Biru mengendarai vespanya dengan cepat. Masih tersisa beberapa jam untuk bekerja mengantarkan paket sebelum malam tiba. Untung sang bos mengerti dirinya yang harus mendapat pelajaran tambahan di sekolah, kira-kira hadiah apa yang pantas diberikan untuk bos Biru?
Drrt drrt drrt
Biru mengacuhkan ponselnya yang berdering di saku celana sekolah. Namun sudah lima kali ponselnya berdering, maka Biru berdecak kesal sebelum menepi di pinggir jalan. Merogoh saku lalu mengernyit heran ketika melihat nama Safrinda tertera di layar ponsel.
"Halo, Sa-"
"Bi...ru, t-tolongin gue!"
"Hah, gimana?" Biru semakin tidak mengerti ketika Safrinda langsung meminta tolong padanya dengan suara yang bergetar ketakutan.
"T-tolongin... gue ge-gemeter, please-Lo ngapain telfon Biru bangsat?!-B-biru, please..."
Biru bisa mendengar suara Gesha dan suara ribut Safrinda yang terus mengucapkan kalimat tolong. Biru tahu Safrinda adalah sepupu Gesha, tapi ia tidak tahu jika keduanya tidak akur.
"Oke, lo tenang! Gue bakal puter balik."
"C-cepet. T-tolongin gue! G-gue gak mau m-mati! Gue d-di rooftop!"
"Tunggu gue."
"Ce-cepet-" panggilan terputus seketika.
"Halo? Saf? Lo denger gue gak? Shit!"
Biru memutar stir motor untuk berbalik menuju rumah Safrinda. Entah apa yang tiba-tiba membuatnya berpikir bahwa kejadian ini adalah salahnya, mengingat jika Gesha menyukai dirinya tentu gadis itu tidak akan terima jika Biru mengantar pulang Safrinda. Memang Biru kelewat cepat dalam merespon kondisi.

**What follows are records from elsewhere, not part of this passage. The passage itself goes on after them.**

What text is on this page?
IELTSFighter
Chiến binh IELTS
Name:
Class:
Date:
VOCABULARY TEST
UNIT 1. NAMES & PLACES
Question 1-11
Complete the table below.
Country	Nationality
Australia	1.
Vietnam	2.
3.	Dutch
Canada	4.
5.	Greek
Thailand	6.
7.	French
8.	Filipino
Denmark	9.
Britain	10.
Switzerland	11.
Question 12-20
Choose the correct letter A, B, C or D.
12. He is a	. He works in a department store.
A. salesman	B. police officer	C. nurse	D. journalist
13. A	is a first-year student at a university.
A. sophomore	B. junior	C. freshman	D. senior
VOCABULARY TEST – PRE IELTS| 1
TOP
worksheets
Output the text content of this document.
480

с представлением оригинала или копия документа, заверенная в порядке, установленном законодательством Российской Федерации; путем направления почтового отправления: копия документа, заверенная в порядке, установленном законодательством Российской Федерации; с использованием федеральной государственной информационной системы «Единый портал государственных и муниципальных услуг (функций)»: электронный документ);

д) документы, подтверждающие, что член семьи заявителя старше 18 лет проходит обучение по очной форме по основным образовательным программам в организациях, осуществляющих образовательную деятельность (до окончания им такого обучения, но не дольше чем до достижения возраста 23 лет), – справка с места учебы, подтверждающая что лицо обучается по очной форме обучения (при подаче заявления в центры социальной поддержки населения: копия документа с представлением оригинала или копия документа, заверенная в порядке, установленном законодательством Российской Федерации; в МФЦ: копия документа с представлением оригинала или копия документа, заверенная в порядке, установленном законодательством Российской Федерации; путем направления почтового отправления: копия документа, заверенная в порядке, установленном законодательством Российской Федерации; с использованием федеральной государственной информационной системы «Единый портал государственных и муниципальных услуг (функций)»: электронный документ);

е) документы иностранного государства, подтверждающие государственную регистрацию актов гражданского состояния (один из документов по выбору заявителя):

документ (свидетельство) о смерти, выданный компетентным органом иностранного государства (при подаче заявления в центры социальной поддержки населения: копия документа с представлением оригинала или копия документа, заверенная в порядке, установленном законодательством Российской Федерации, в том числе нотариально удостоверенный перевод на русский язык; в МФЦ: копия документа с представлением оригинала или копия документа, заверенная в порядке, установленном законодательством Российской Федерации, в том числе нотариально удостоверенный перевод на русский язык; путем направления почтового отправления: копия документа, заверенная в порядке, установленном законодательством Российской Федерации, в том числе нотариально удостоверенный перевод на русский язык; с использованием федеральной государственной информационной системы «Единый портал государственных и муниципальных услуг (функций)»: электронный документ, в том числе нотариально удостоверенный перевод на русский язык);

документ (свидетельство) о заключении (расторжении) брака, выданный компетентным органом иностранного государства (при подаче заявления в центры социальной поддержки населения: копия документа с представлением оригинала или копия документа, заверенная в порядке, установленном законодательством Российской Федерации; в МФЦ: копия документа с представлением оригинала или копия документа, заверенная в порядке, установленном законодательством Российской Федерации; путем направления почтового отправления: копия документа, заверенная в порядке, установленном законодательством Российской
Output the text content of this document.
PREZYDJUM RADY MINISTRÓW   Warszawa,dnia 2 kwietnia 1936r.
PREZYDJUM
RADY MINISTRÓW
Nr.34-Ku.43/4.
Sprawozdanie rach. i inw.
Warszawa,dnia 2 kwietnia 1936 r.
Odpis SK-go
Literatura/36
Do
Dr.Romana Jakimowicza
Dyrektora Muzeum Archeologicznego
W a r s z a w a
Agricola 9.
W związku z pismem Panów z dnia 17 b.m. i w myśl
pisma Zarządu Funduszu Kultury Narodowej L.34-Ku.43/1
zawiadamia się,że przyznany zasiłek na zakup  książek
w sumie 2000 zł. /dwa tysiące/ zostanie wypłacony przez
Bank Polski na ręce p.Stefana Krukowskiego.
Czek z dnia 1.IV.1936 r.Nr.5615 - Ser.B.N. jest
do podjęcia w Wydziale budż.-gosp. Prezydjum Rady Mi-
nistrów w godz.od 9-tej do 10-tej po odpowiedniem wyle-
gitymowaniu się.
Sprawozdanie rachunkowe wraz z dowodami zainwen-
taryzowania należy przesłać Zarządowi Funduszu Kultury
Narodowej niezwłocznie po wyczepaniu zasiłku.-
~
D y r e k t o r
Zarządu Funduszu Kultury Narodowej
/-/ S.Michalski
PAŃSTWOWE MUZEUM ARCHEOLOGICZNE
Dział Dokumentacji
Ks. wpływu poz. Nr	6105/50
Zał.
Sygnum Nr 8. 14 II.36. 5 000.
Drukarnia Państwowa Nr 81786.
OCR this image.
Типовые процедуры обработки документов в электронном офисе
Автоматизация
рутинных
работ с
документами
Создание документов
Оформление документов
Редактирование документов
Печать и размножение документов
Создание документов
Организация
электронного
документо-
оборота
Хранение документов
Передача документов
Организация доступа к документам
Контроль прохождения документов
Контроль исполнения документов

Tidak perlu waktu lama untuk sampai di rumah dua gadis tersebut. Biru dengan gesit membuka gerbang, memasuki rumah, dan berlari menaiki anak tangga. Persetan jika dirinya tidak sopan, karena saat ini Biru benar-benar kalut.
"Gesha!"
Gesha yang semula sedang terus mendesak Safrinda untuk mundur, tersentak sebab panggilan dari manusia favoritnya. Tidak ada nada hangat, yang ada hanya nada dingin yang tersirat.
Biru berjalan mendekat, berhadapan langsung dengan Gesha untuk melindungi Safrinda dibalik punggung tegapnya. "Lo apa-apaan sih?!"
"B-biru..." Gesha tidak bisa berkata apa-apa lagi. Hatinya hancur lebur. Sakit hatinya makin meradang.
"Lo masih waras kan?! Kenapa lo mau celakain saudara lo sendiri? Pake otak lo, Ge." suara Biru melunak, mencoba tidak kelepasan. Ia tidak menyangka jika Gesha bersikap layaknya gadis jahat.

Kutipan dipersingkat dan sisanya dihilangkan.